MALANG, iNewsMalang.id – DPRD Kota Malang memastikan akan menindaklanjuti sembilan tuntutan yang disampaikan Aliansi Malang Bergerak (MBG). Aspirasi yang disuarakan dalam aksi unjuk rasa di depan gedung dewan, Rabu (17/6/2026), bakal diteruskan ke DPR RI melalui jalur resmi.
Ketua DPRD Kota Malang Amithya Ratnanggani Sirraduhita mengatakan, seluruh tuntutan mahasiswa akan dikirimkan kepada DPR RI, terutama melalui Badan Aspirasi Masyarakat (BAM). Langkah itu dilakukan agar aspirasi yang disampaikan mahasiswa mendapat perhatian di tingkat pusat.
“Nanti akan kita teruskan bersurat ke DPR RI, terutama ke Badan Aspirasi Masyarakat. Kita akan sampaikan semua tuntutan dan kita akan berikan surat pengantar untuk itu,” ujarnya usai menemui massa aksi.
Menurut Mia, sapaan akrab Amithya, DPRD Kota Malang berkewajiban menjembatani aspirasi masyarakat. Terlebih, sebagian besar tuntutan yang disampaikan mahasiswa berkaitan dengan kebijakan nasional yang berada di luar kewenangan pemerintah daerah.

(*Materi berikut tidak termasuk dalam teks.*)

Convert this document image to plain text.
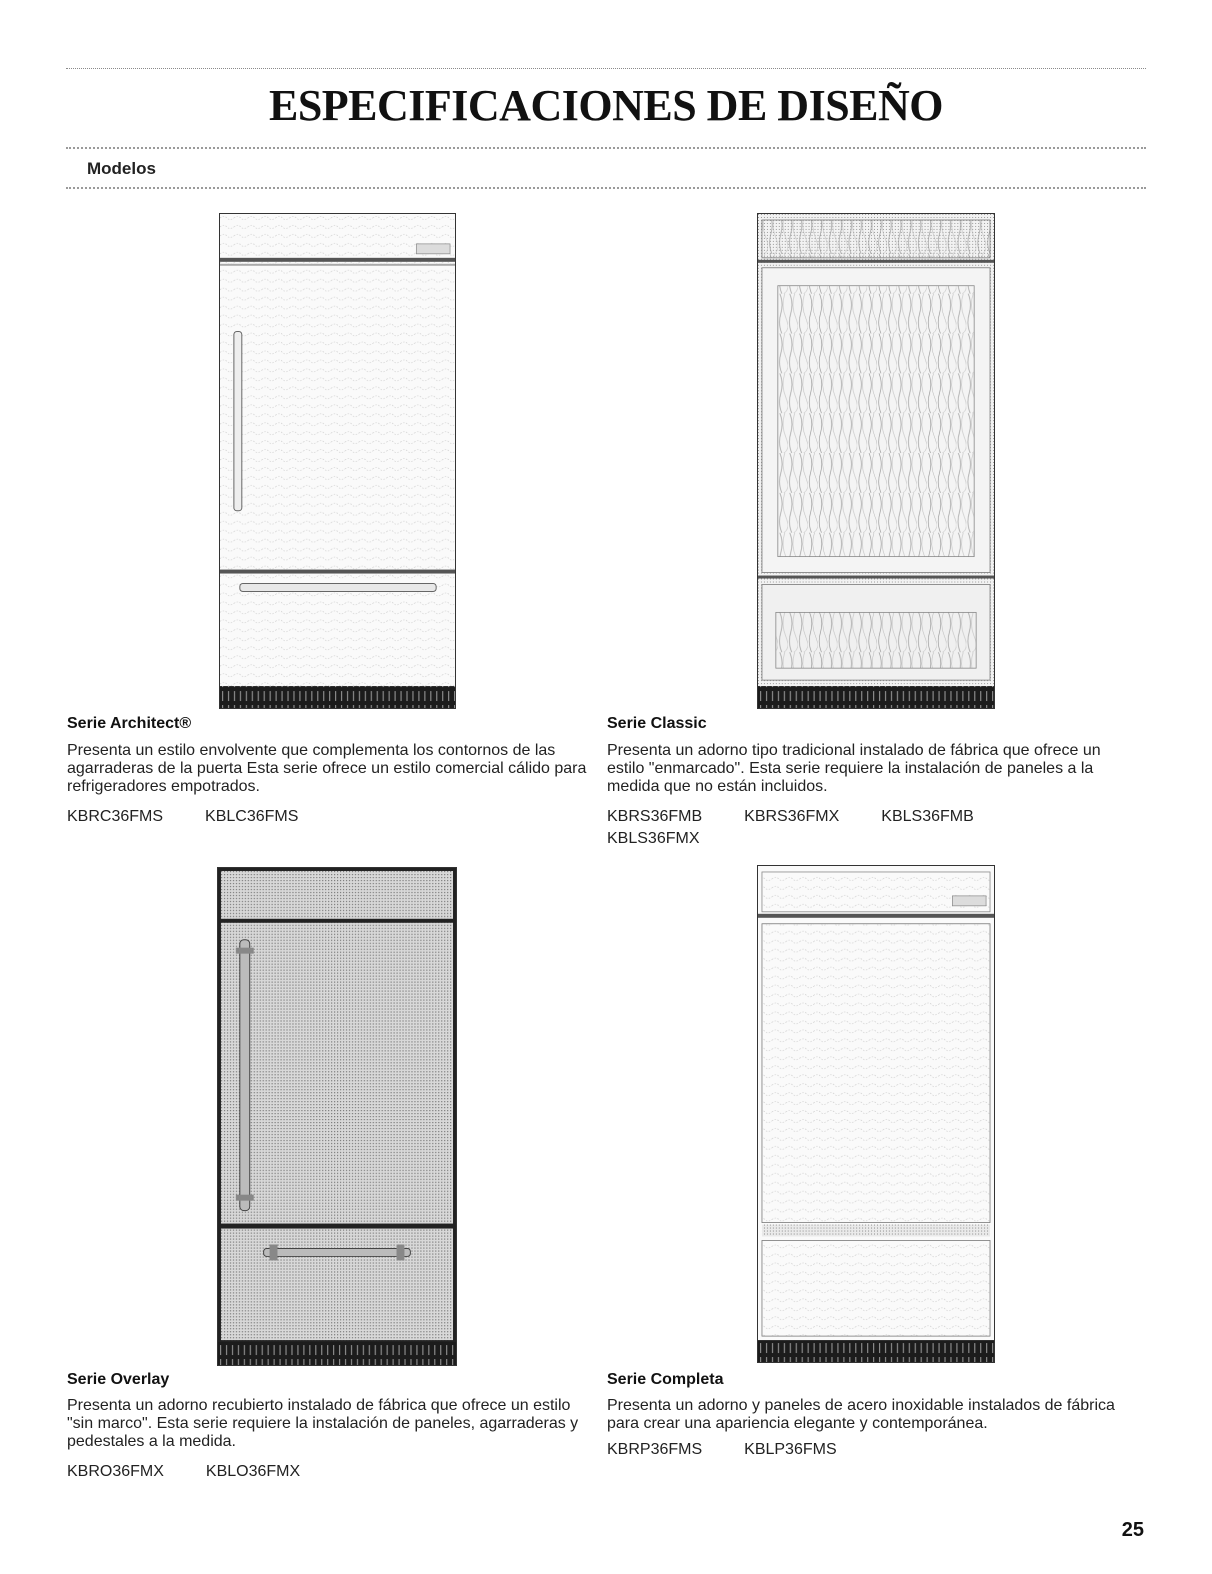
ESPECIFICACIONES DE DISEÑO
Modelos
Serie Architect®

Presenta un estilo envolvente que complementa los contornos de las agarraderas de la puerta Esta serie ofrece un estilo comercial cálido para refrigeradores empotrados.

KBRC36FMS	KBLC36FMS
Serie Classic

Presenta un adorno tipo tradicional instalado de fábrica que ofrece un estilo "enmarcado". Esta serie requiere la instalación de paneles a la medida que no están incluidos.

KBRS36FMB	KBRS36FMX	KBLS36FMB
KBLS36FMX
Serie Overlay

Presenta un adorno recubierto instalado de fábrica que ofrece un estilo "sin marco". Esta serie requiere la instalación de paneles, agarraderas y pedestales a la medida.

KBRO36FMX	KBLO36FMX
Serie Completa

Presenta un adorno y paneles de acero inoxidable instalados de fábrica para crear una apariencia elegante y contemporánea.

KBRP36FMS	KBLP36FMS
25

Dalam aksi tersebut, mahasiswa membawa sembilan tuntutan. Pertama, menurunkan harga kebutuhan pokok dan bahan bakar minyak (BBM). Kedua, menghentikan program yang dinilai tidak efektif dan membebani APBN, seperti Program Makan Bergizi Gratis (MBG) dan Koperasi Desa Merah Putih (Kopdes).